Clifford Linedecker is an American investigative journalist and author of true crime books.

Biography

Linedecker was born in Plymouth, Indiana and graduated from Plymouth High School in 1950.  He wrote for the high school paper.  He joined the Navy in 1952, and found himself stationed on a small island where some officers decided to address a problem with low morale by assigning Linedecker and four other men to start a newspaper.

Linedecker met and married Yang Soon (Junko) Ri in 1957, while stationed in Yokohama, Japan.

He and his wife retired to Lantana, Florida.

Career

Linedecker's first job was as a reporter for the LaPorte Herald-Argus in La Porte, Indiana.  He later worked for many years as an editor at the National Examiner.  He worked for a series of newspapers, including the Terre Haute Tribune, The Times in Hammond, the Fort Wayne News-Sentinel, the Times-Union in Rochester, N.Y., and The Philadelphia Inquirer.

Linedecker's first published book was Psychic Spy, one of three books he wrote before taking up true crime writing. the three included the bestseller, My Live with Elvis, co-authored with Elvis Presley's former secretary.

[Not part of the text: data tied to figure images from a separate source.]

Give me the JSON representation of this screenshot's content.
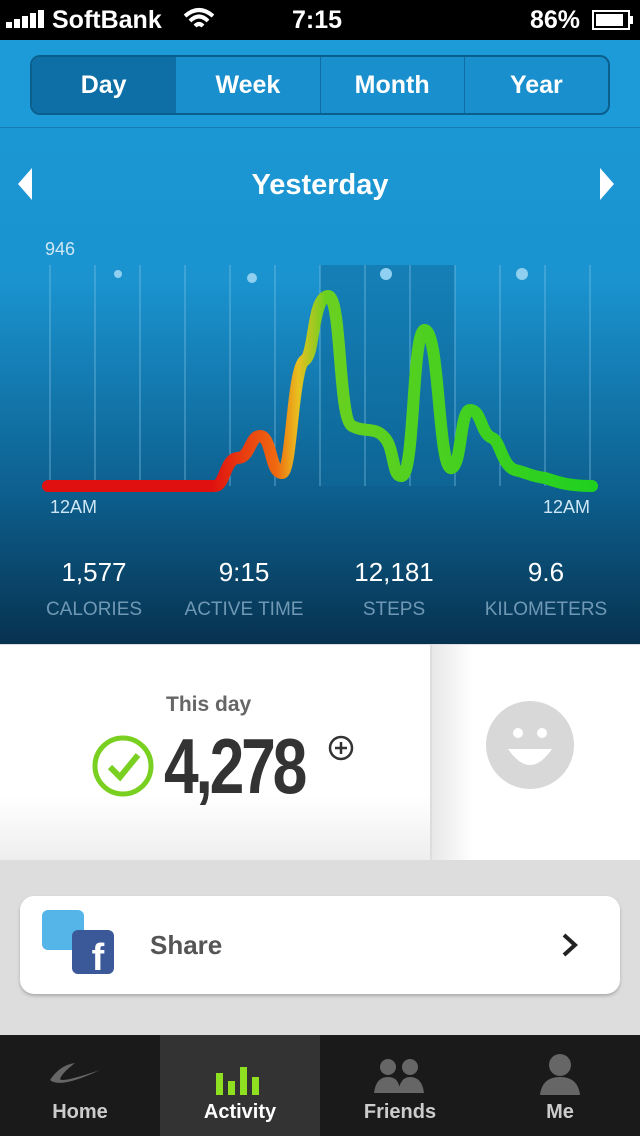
{
  "status_bar": {
    "carrier": "SoftBank",
    "time": "7:15",
    "battery": "86%"
  },
  "tabs": [
    "Day",
    "Week",
    "Month",
    "Year"
  ],
  "header": {
    "title": "Yesterday"
  },
  "activity_graph": {
    "max_label": "946",
    "start_label": "12AM",
    "end_label": "12AM"
  },
  "stats": [
    {
      "value": "1,577",
      "label": "CALORIES"
    },
    {
      "value": "9:15",
      "label": "ACTIVE TIME"
    },
    {
      "value": "12,181",
      "label": "STEPS"
    },
    {
      "value": "9.6",
      "label": "KILOMETERS"
    }
  ],
  "summary": {
    "caption": "This day",
    "fuel": "4,278"
  },
  "share": {
    "label": "Share"
  },
  "tab_bar": [
    "Home",
    "Activity",
    "Friends",
    "Me"
  ]
}
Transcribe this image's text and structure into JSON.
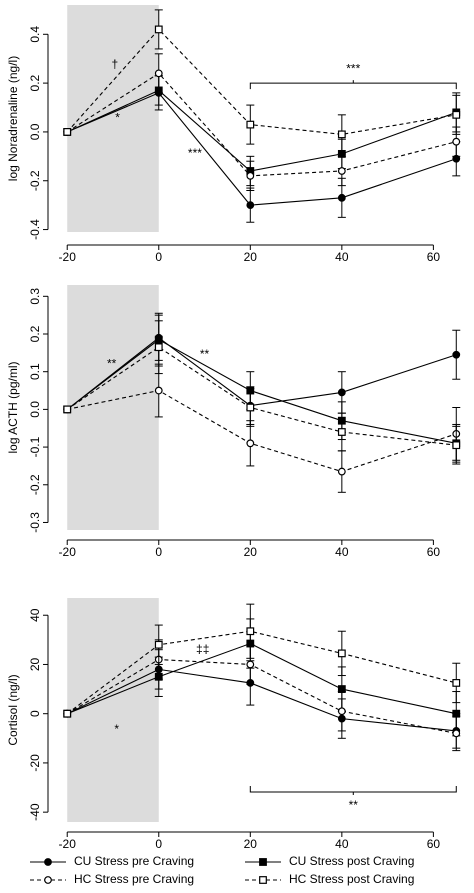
{
  "legend": [
    {
      "name": "CU Stress pre Craving",
      "marker": "circle",
      "filled": true,
      "dashed": false
    },
    {
      "name": "CU Stress post Craving",
      "marker": "square",
      "filled": true,
      "dashed": false
    },
    {
      "name": "HC Stress pre Craving",
      "marker": "circle",
      "filled": false,
      "dashed": true
    },
    {
      "name": "HC Stress post Craving",
      "marker": "square",
      "filled": false,
      "dashed": true
    }
  ],
  "chart_data": [
    {
      "type": "line",
      "y_label": "log Noradrenaline (ng/l)",
      "x": [
        -20,
        0,
        20,
        40,
        65
      ],
      "xlim": [
        -24.2,
        68
      ],
      "xticks": [
        -20,
        0,
        20,
        40,
        60
      ],
      "ylim": [
        -0.41,
        0.52
      ],
      "yticks": [
        -0.4,
        -0.2,
        0.0,
        0.2,
        0.4
      ],
      "shaded_x": [
        -20,
        0
      ],
      "series": [
        {
          "values": [
            0,
            0.16,
            -0.3,
            -0.27,
            -0.11
          ],
          "errors": [
            null,
            0.07,
            0.07,
            0.08,
            0.07
          ]
        },
        {
          "values": [
            0,
            0.17,
            -0.16,
            -0.09,
            0.08
          ],
          "errors": [
            null,
            0.06,
            0.06,
            0.06,
            0.08
          ]
        },
        {
          "values": [
            0,
            0.24,
            -0.18,
            -0.16,
            -0.04
          ],
          "errors": [
            null,
            0.08,
            0.06,
            0.06,
            0.06
          ]
        },
        {
          "values": [
            0,
            0.42,
            0.03,
            -0.01,
            0.07
          ],
          "errors": [
            null,
            0.08,
            0.08,
            0.08,
            0.08
          ]
        }
      ],
      "annotations": [
        {
          "text": "†",
          "x": -9.6,
          "y": 0.275
        },
        {
          "text": "*",
          "x": -9,
          "y": 0.055
        },
        {
          "text": "***",
          "x": 7.9,
          "y": -0.09
        }
      ],
      "brackets": [
        {
          "text": "***",
          "x": [
            20,
            65
          ],
          "y": 0.2,
          "ends": "down"
        }
      ]
    },
    {
      "type": "line",
      "y_label": "log ACTH (pg/ml)",
      "x": [
        -20,
        0,
        20,
        40,
        65
      ],
      "xlim": [
        -24.2,
        68
      ],
      "xticks": [
        -20,
        0,
        20,
        40,
        60
      ],
      "ylim": [
        -0.32,
        0.33
      ],
      "yticks": [
        -0.3,
        -0.2,
        -0.1,
        0.0,
        0.1,
        0.2,
        0.3
      ],
      "shaded_x": [
        -20,
        0
      ],
      "series": [
        {
          "values": [
            0,
            0.19,
            0.01,
            0.045,
            0.145
          ],
          "errors": [
            null,
            0.06,
            0.05,
            0.055,
            0.065
          ]
        },
        {
          "values": [
            0,
            0.185,
            0.05,
            -0.03,
            -0.09
          ],
          "errors": [
            null,
            0.07,
            0.05,
            0.05,
            0.05
          ]
        },
        {
          "values": [
            0,
            0.05,
            -0.09,
            -0.165,
            -0.065
          ],
          "errors": [
            null,
            0.07,
            0.06,
            0.055,
            0.07
          ]
        },
        {
          "values": [
            0,
            0.165,
            0.005,
            -0.06,
            -0.095
          ],
          "errors": [
            null,
            0.07,
            0.05,
            0.05,
            0.05
          ]
        }
      ],
      "annotations": [
        {
          "text": "**",
          "x": -10.3,
          "y": 0.12
        },
        {
          "text": "**",
          "x": 10,
          "y": 0.145
        }
      ],
      "brackets": []
    },
    {
      "type": "line",
      "y_label": "Cortisol (ng/l)",
      "x": [
        -20,
        0,
        20,
        40,
        65
      ],
      "xlim": [
        -24.2,
        68
      ],
      "xticks": [
        -20,
        0,
        20,
        40,
        60
      ],
      "ylim": [
        -44,
        47
      ],
      "yticks": [
        -40,
        -20,
        0,
        20,
        40
      ],
      "shaded_x": [
        -20,
        0
      ],
      "series": [
        {
          "values": [
            0,
            18,
            12.5,
            -2,
            -7
          ],
          "errors": [
            null,
            8,
            9,
            8,
            7
          ]
        },
        {
          "values": [
            0,
            15,
            28.5,
            10,
            0
          ],
          "errors": [
            null,
            8,
            10,
            9,
            9
          ]
        },
        {
          "values": [
            0,
            22,
            20,
            1,
            -8
          ],
          "errors": [
            null,
            8,
            8,
            8,
            7
          ]
        },
        {
          "values": [
            0,
            28,
            33.5,
            24.5,
            12.5
          ],
          "errors": [
            null,
            8,
            11,
            9,
            8
          ]
        }
      ],
      "annotations": [
        {
          "text": "*",
          "x": -9.2,
          "y": -6.5
        },
        {
          "text": "‡‡",
          "x": 9.6,
          "y": 26
        }
      ],
      "brackets": [
        {
          "text": "**",
          "x": [
            20,
            65
          ],
          "y": -31.8,
          "ends": "up"
        }
      ]
    }
  ]
}
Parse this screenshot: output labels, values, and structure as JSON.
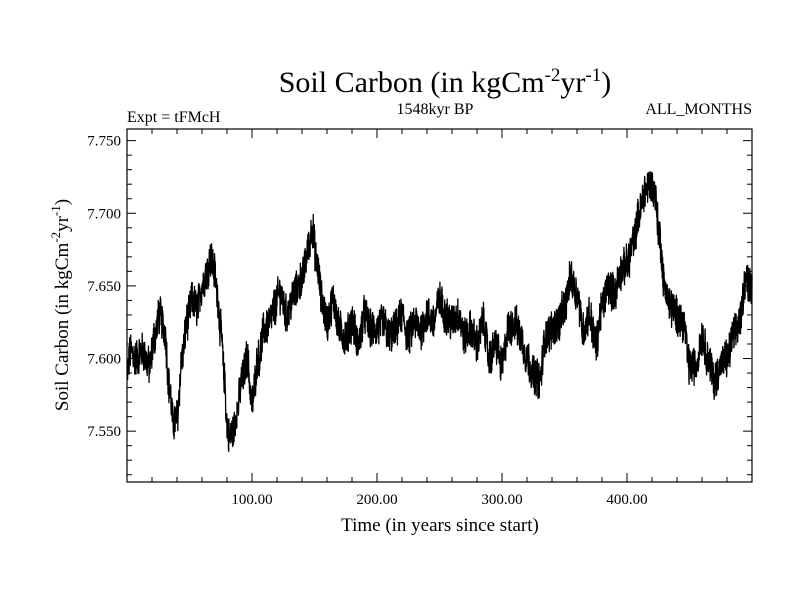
{
  "chart_data": {
    "type": "line",
    "title": {
      "main": "Soil Carbon (in kgCm",
      "sup1": "-2",
      "mid": "yr",
      "sup2": "-1",
      "end": ")"
    },
    "subtitle_left": "Expt = tFMcH",
    "subtitle_center": "1548kyr BP",
    "subtitle_right": "ALL_MONTHS",
    "xlabel": "Time (in years since start)",
    "ylabel": {
      "main": "Soil Carbon (in kgCm",
      "sup1": "-2",
      "mid": "yr",
      "sup2": "-1",
      "end": ")"
    },
    "xlim": [
      0,
      500
    ],
    "ylim": [
      7.515,
      7.758
    ],
    "x_ticks": [
      100,
      200,
      300,
      400
    ],
    "x_tick_labels": [
      "100.00",
      "200.00",
      "300.00",
      "400.00"
    ],
    "y_ticks": [
      7.55,
      7.6,
      7.65,
      7.7,
      7.75
    ],
    "y_tick_labels": [
      "7.550",
      "7.600",
      "7.650",
      "7.700",
      "7.750"
    ],
    "grid": false,
    "series": [
      {
        "name": "Soil Carbon",
        "color": "#000000",
        "noise_amplitude": 0.012,
        "x": [
          0,
          3,
          7,
          12,
          18,
          22,
          26,
          30,
          34,
          37,
          40,
          44,
          48,
          52,
          56,
          60,
          64,
          67,
          70,
          72,
          75,
          78,
          80,
          82,
          85,
          88,
          92,
          96,
          100,
          105,
          110,
          114,
          118,
          122,
          128,
          134,
          140,
          145,
          148,
          152,
          156,
          160,
          165,
          170,
          175,
          180,
          185,
          190,
          195,
          200,
          205,
          210,
          215,
          220,
          225,
          230,
          235,
          240,
          245,
          250,
          255,
          260,
          265,
          270,
          275,
          280,
          285,
          290,
          295,
          300,
          305,
          310,
          315,
          320,
          325,
          330,
          335,
          340,
          345,
          350,
          355,
          360,
          365,
          370,
          375,
          380,
          385,
          390,
          395,
          400,
          405,
          410,
          414,
          418,
          422,
          426,
          430,
          435,
          440,
          445,
          450,
          455,
          460,
          465,
          470,
          475,
          480,
          485,
          490,
          495,
          500
        ],
        "y": [
          7.59,
          7.605,
          7.6,
          7.605,
          7.595,
          7.615,
          7.63,
          7.62,
          7.58,
          7.555,
          7.56,
          7.6,
          7.625,
          7.64,
          7.635,
          7.65,
          7.66,
          7.67,
          7.66,
          7.645,
          7.62,
          7.585,
          7.555,
          7.545,
          7.55,
          7.565,
          7.585,
          7.6,
          7.57,
          7.6,
          7.62,
          7.625,
          7.635,
          7.645,
          7.63,
          7.645,
          7.655,
          7.675,
          7.69,
          7.665,
          7.64,
          7.625,
          7.64,
          7.62,
          7.615,
          7.625,
          7.61,
          7.63,
          7.62,
          7.62,
          7.625,
          7.615,
          7.62,
          7.63,
          7.615,
          7.625,
          7.62,
          7.63,
          7.625,
          7.64,
          7.63,
          7.625,
          7.63,
          7.615,
          7.62,
          7.61,
          7.625,
          7.6,
          7.61,
          7.595,
          7.62,
          7.625,
          7.615,
          7.6,
          7.59,
          7.585,
          7.615,
          7.62,
          7.625,
          7.635,
          7.655,
          7.645,
          7.62,
          7.63,
          7.61,
          7.635,
          7.65,
          7.645,
          7.66,
          7.665,
          7.68,
          7.7,
          7.715,
          7.72,
          7.715,
          7.685,
          7.65,
          7.635,
          7.63,
          7.625,
          7.595,
          7.595,
          7.615,
          7.6,
          7.585,
          7.595,
          7.6,
          7.615,
          7.625,
          7.655,
          7.65
        ]
      }
    ]
  }
}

His first true crime book was The Man Who Killed Boys, an account of serial killer John Wayne Gacy, was published in 1980.

Books

True Crime Books
The Man Who Killed Boys. 1980.
Night Stalker. 1991.
Smooth Operator: The True Story of Seductive Serial Killer Glen Rogers. New York: St. Martin's Paperbacks. 1997.
Babyface Killers: Horrifying True Stories of America's Youngest Murderers. 1999.

Other books
My Life with Elvis, co-authored with Becky Yancey.